You should stick to spankin your monkey Bucko..there is no master plan.
I guess we'll all find out when our time here is over.
Until that time I will continue to try to understand this wonderful universe that I have the privelige to inhabit.
What you are trying to convince me of is that members of an agrarian society over the period from 5000 thousand years ago to 2000 years ago, totally understood the working of the universe. That they had such a personal relationship with the Diety that everything they stated will stand for all time.
Simply, humans wrote the Bible.
Explain the knowledge these humans must have had in order to write of things that wasn't scientific fact until centuries later.
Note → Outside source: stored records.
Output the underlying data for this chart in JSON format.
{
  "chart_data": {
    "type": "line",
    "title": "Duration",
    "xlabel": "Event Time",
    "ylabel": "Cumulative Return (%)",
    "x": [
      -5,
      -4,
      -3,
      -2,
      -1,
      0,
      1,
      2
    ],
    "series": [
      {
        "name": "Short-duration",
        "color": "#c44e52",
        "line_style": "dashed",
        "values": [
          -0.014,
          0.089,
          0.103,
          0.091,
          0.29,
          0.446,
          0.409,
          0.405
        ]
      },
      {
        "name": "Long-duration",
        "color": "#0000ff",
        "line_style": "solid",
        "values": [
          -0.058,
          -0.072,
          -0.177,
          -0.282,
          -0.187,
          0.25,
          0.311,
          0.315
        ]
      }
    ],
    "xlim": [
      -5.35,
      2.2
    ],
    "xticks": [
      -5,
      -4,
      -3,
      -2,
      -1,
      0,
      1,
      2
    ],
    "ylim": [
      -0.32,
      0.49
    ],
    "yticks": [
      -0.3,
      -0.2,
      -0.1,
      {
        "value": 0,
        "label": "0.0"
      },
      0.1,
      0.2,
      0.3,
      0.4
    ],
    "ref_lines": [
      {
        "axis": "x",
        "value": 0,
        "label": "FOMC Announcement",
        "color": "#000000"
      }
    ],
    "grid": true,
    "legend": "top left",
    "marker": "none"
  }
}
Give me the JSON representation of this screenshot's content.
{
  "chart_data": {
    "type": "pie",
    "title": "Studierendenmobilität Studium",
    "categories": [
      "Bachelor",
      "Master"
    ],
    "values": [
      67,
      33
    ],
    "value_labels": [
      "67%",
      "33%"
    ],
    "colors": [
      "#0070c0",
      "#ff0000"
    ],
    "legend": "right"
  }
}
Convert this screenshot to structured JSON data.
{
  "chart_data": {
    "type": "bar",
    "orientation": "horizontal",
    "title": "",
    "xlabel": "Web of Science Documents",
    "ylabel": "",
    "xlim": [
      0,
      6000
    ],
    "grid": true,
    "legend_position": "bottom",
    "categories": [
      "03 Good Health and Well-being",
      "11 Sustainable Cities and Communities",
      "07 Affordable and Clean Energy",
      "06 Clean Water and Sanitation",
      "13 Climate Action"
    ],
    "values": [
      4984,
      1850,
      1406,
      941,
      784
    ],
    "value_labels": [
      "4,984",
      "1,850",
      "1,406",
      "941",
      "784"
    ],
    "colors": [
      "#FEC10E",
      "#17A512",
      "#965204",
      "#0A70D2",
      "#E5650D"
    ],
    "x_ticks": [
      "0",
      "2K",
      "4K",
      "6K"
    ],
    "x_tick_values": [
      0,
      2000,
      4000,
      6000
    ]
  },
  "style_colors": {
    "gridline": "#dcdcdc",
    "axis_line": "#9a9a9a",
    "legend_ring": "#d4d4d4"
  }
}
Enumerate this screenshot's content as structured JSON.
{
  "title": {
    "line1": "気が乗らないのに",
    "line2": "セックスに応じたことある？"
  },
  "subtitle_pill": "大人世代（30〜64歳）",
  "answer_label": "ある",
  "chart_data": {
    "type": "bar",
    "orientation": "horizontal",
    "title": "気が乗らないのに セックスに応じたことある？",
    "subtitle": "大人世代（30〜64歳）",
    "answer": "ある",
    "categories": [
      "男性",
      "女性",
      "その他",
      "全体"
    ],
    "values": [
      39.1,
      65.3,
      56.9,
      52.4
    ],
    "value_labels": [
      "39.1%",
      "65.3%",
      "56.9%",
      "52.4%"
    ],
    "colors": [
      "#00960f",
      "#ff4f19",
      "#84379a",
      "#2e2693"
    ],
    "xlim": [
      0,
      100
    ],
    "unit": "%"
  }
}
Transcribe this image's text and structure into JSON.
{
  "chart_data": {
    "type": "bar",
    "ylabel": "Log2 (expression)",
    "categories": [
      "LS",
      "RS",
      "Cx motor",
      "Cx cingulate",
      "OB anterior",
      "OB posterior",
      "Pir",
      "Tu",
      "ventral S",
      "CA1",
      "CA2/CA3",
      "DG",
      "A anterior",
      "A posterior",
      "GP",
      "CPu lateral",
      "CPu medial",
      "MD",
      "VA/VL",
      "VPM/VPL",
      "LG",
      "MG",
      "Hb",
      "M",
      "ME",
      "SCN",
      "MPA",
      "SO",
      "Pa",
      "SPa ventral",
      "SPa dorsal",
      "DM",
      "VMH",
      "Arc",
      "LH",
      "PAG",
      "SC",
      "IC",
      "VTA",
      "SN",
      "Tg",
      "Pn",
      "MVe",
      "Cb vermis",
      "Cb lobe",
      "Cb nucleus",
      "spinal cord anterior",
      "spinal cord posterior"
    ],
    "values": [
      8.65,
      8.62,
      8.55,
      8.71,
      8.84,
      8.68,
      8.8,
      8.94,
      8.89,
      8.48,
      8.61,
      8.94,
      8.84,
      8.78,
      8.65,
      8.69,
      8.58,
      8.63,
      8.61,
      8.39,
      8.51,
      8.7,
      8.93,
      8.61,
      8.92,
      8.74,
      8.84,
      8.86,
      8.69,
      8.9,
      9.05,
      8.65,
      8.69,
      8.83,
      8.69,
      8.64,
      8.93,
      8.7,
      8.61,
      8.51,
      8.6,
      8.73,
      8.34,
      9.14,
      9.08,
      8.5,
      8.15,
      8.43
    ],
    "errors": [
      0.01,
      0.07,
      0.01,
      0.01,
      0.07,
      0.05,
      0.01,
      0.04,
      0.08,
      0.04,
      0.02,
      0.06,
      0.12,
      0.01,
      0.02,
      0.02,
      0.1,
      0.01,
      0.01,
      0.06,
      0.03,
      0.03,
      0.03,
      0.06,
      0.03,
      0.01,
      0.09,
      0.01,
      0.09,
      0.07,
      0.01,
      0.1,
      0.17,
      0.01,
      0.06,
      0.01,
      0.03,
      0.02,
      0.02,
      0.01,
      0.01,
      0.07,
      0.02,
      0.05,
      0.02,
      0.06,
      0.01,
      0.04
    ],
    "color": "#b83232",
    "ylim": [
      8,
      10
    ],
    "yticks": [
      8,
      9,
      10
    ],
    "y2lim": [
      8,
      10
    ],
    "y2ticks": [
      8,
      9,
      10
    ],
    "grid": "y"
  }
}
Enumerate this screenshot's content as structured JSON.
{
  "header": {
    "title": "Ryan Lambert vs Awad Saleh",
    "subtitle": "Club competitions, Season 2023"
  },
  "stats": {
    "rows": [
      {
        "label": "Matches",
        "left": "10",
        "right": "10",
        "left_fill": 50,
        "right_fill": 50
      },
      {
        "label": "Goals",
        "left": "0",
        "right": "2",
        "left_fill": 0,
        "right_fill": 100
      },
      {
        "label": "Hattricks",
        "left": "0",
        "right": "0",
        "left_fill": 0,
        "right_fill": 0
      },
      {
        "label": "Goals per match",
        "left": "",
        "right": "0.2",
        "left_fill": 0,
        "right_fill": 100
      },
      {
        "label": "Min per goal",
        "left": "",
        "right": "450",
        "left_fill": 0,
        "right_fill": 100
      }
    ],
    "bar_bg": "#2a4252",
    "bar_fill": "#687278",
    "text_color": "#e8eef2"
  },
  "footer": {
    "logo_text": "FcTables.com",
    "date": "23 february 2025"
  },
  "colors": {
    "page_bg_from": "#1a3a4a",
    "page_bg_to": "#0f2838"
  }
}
For example the Bible includes a reasonably complete description of the hydrological cycle in Psalms 135:7, Jeremiah 10:13 and Job 36:27-29. The Bible speaks of how the clouds hold vast amount of water and speaks about the hydrothermal vents in Genesis 7:11 and Job 38:16, written before 1400BC—more than 3,000 years before their discovery by science.
There are statements consistent with geology, physics, paleontology, astronomy, meteorology, biology and anthropology written by men hundreds or even thousands of years before being recorded elsewhere.
Ecclesiastes 1:6, "The wind goeth toward the south, and turneth about unto the north; it whirleth about continually, and the wind returneth again according to his circuits."
This describes the jet stream, first discovered by airmen in WWII.
In Psalms 8:8 and Isaiah 43:16 it speaks about "paths" in the ocean, it wasn't until the 1800's when scientist discovered that the oceans had circulating currents or paths.
"By faith we understand that the worlds were prepared by the word of God, so that what is seen was not made out of things which are visible." Hebrews 11"3 written between 64-68 AD.
This speaks about things made up of sub-atomic particles invisible to the naked eye. The first sub-atomic particle to be discovered by modern science was the electron. It was first discovered by J.J. Thomson in 1897.